Tegal – Indera pendengaran memiliki peran penting bagi seseorang dalam perkembanganya, termasuk dalam hal berbahasa dan berbicara. Namun, tidak jarang anak-anak dengan gangguan pendengaran atau tunarungu ini justru mengalami hambatan bicara yang membuat mereka sulit untuk berinteraksi dan berkomunikasi.
Menurut Atiek Wismarini, guru Sekolah Luar Biasa Negeri (SLBN) Slawi, Tegal, Jawa Tengah, kemampuan anak tunarungu dalam berbahasa dan berbicara memang berbeda dengan anak normal pada umumnya. Hal tersebut disebabkan kemampuan berbahasa dan berbicara sangat erat kaitannya dengan kemampuan mendengar.
“Karena anak tunarungu tidak bisa mendengar bahasa, maka anak tunarungu biasanya mengalami hambatan dalam berkomunikasi,” ujar Atiek.
Biasanya tingkat hambatan wicara pada anak tunarungu ini berbeda-beda dan sangat tergantung dari tingkat ketulian anak tersebut. Semakin berat tingkat ketulian si anak, hambatan wicaranya juga bisa semakin kompleks atau berat.
Oleh karena itu, penting bagi orang tua dengan anak tunarungu untuk memberikan latihan terapi wicara bagi putra-putri mereka agar anak-anak tunarungu ini dapat berinteraksi atau berkomunikasi.
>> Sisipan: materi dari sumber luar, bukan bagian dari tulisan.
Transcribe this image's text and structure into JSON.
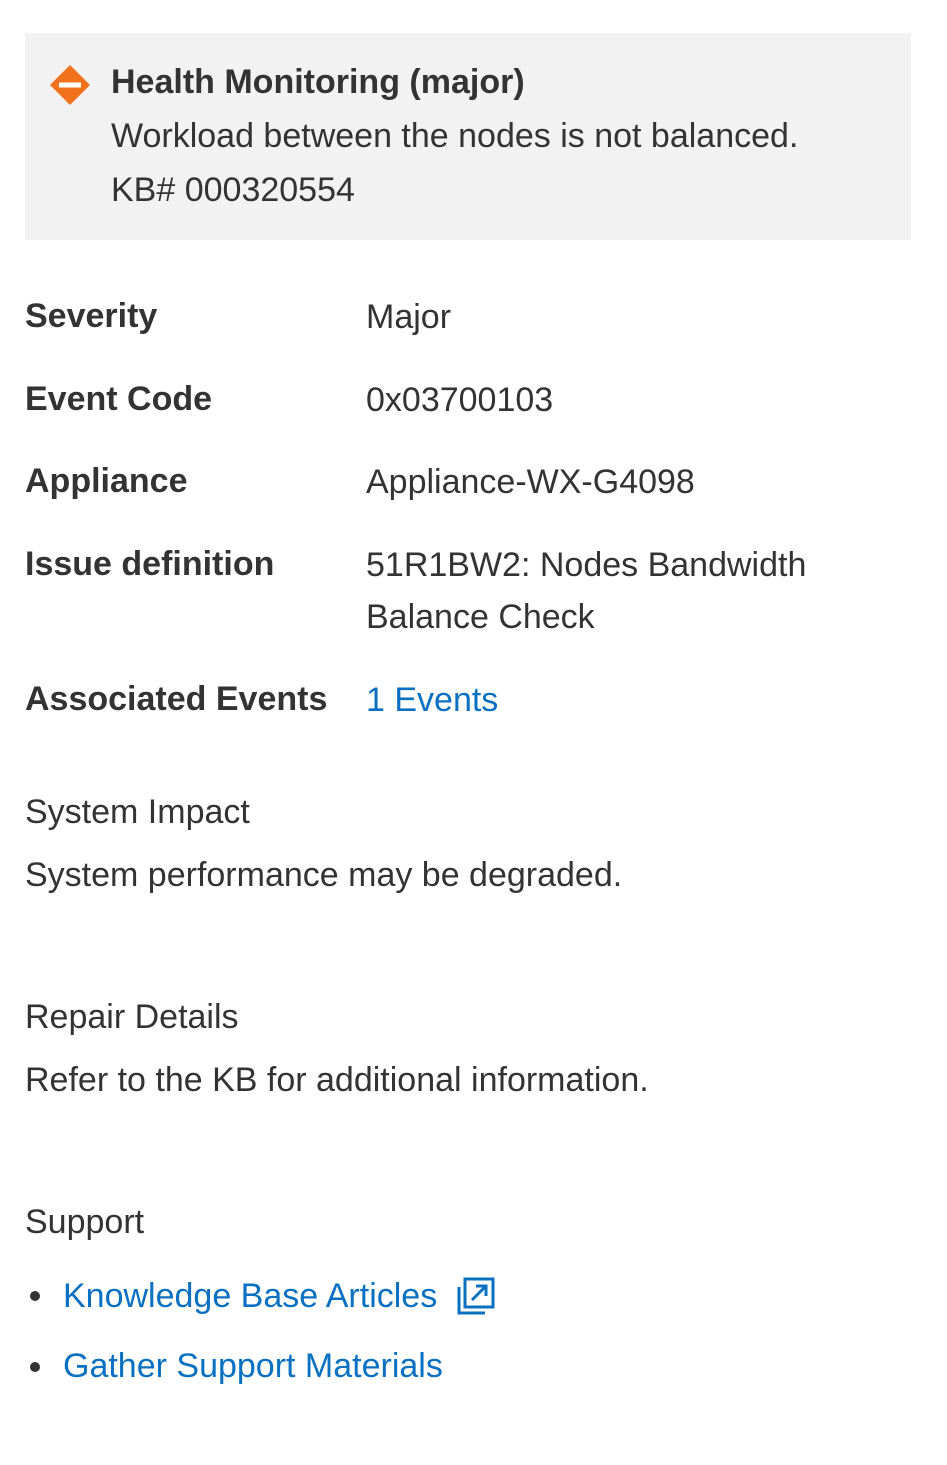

Latihan terapi wicara, lanjut Atiek, tidak hanya diajarkan di sekolah. Orang tua juga bisa menerapkannya di rumah. Misalnya adalah dengan mengajak anak tunarungu untuk berkomunikasi dengan teknik yang benar.
“Saat berbicara pelan-pelan saja, tidak perlu terburu-buru dengan artikulasi yang jelas sehingga anak tunarungu bisa tahu pesan yang disampaikan melalui gerak mulut dan harus fokus pada anak. Lakukan kontak mata dengan anak,” kata Atiek.
Selain itu, anak tunarungu juga harus dilatih untuk membaca gerak bibir. Hal tersebut dilakukan karena anak tunarungu tidak mendengar suara dari orang dengar.
“Mereka memanfaatkan visual gerak mulut untuk tahu isi pembicaraan jadi mereka harus dilatih untuk membaca gerak bibir,” kata Atiek.
Untuk meningkatkan penguasaan kosakata dan pemahaman pada anak, orang tua juga bisa membuat tempelan gambar-gambar terkait dengan pemahaman atau konsep dasar, seperti gambar tentang benda maupun pengenalan warna, dan kata kerja seperti lari, makan dan minum, dan sebagainya.
Terakhir, Atiek juga menyarankan untuk memberikan alat bantu dengar bagi anak tunarungu, utamanya bagi mereka yang masih memiliki sisa pendengaran.